1. Töre, Türk örf ve geleneklerinin kesin hükümleri birliğidir. Orhun kitabelerinde töresiz bir devlet veya topluluk olamayacağı belirtilmiştir. Bundan hareketle eski Türklerde kanunsuz veya hükümdarın şahsî iradesine bağlı bir yönetim şekli olmamıştır. Dolayısıyla kağanlar emirlerini, yargıçlar kararlarını töreye göre vermişlerdir. Yani halk doğrudan doğruya törenin himayesindedir. Bozkırlarda fiilen yaşanan hayatın zamanla hukukî-sosyal değer kazanmış davranışlarını ihtiva eden ve genellikle kanun mânâsına alınan töre (törü) , eski Türk sosyal hayatını düzenleyen mecburî normlar bütünüdür. Bu bütün, yani kanunlar, millîdir. Türklerde töre kanun mânâsına gelmekle birlikte, onunla sınırlı değildir. Çünkü yazılmış kanunlarla, yazılmamış teamüller de törenin içindedir. Hattâ, hukukî töreden başka dinî, ve ahlâkî töreler de vardır. Dolayısıyla, Türk töresi, eski Türklere atalarından kalan bütün kaidelerin toplamı demektir. Töre, ahlâkî, sosyal, siyasî birçok prensip koymuş, müesseseler kurmuş, insanlığa kendi hakikatlerini bildirmek ve onları sükûnetle refah içinde yaşatmak maksadıyla devlet gibi insanlığa en büyük faydayı getiren yüksek bir merkez müessese vücûda getirmiştir. Yani törenin devleti de, insanı kendi hakîkatine götürmek maksadının bir vasıtasıdır. Bu bakımdan töre büyük bir ihtimalle eski Türk dininin adıdır.

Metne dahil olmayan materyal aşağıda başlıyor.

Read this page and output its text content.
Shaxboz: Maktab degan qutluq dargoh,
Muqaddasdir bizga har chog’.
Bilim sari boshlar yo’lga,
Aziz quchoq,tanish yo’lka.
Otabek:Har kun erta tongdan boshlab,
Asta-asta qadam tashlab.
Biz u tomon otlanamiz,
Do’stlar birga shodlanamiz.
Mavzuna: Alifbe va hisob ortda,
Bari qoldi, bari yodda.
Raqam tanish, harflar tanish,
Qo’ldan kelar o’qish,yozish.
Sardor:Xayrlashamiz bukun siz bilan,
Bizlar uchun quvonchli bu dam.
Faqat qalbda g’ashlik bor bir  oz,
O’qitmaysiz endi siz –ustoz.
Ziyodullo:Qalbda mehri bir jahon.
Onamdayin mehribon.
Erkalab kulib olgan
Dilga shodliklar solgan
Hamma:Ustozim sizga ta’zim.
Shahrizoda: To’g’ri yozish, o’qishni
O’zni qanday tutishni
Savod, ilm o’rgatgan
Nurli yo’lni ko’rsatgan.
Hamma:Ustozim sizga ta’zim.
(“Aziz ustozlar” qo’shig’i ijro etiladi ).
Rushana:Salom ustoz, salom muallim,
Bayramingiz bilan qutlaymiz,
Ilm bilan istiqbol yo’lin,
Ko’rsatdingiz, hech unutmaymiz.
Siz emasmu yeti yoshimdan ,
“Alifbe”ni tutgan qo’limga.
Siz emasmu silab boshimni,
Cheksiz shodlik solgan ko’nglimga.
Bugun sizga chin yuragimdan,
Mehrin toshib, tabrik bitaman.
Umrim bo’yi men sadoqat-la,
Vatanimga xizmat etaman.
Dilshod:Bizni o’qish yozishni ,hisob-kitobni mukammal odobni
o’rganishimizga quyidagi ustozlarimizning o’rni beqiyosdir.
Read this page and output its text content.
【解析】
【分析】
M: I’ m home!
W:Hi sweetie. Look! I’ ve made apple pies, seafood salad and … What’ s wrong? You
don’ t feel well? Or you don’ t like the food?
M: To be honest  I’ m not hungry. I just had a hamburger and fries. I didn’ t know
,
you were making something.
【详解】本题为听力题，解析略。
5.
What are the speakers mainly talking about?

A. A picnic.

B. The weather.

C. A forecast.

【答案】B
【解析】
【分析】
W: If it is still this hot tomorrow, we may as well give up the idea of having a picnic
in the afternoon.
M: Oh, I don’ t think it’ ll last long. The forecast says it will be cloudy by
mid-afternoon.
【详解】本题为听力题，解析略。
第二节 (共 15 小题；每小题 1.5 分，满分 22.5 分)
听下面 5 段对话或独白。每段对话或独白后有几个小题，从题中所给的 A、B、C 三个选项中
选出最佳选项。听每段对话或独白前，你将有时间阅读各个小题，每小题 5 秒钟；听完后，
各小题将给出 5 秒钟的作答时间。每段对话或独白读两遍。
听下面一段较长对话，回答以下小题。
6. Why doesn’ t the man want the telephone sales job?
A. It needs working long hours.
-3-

Türk töresi, oldukça sert ve kesin hükümler ihtiva etmiştir. Cezaları ağır olmakla birlikte, töre, Türk cemiyetinin belkemiğini teşkil ettiği için hiç kimse bu cezaları haksız ve adaletsiz görmemiştir. Törenin daima doğru ve adaletli olanı emrettiğini herkes baştan kabul etmiştir. Çünkü töre, milletin yüzlerce yıllık hayat tecrübesinden süzülmüş kaidelerden ibarettir.

Gökalp, töre kelimesinin, Türk kelimesiyle aynı cevherden olabileceğini söylemektedir. Buna göre, Türk kelimesi töreli mânâsına gelebilir.

Töre ile birlikte kullanılan bir diğer terim de yasadır. Yasa (yasağ) terimi Moğol istilâsından sonra İslâm tarih ve etnoğrafya edebiyatına girmiş ve yayılmıştır. Gök Türkler, Hakanlılar ve Selçuklularda kanun ve nizam ifade eden törü-türe teriminin yerini tutmuştur.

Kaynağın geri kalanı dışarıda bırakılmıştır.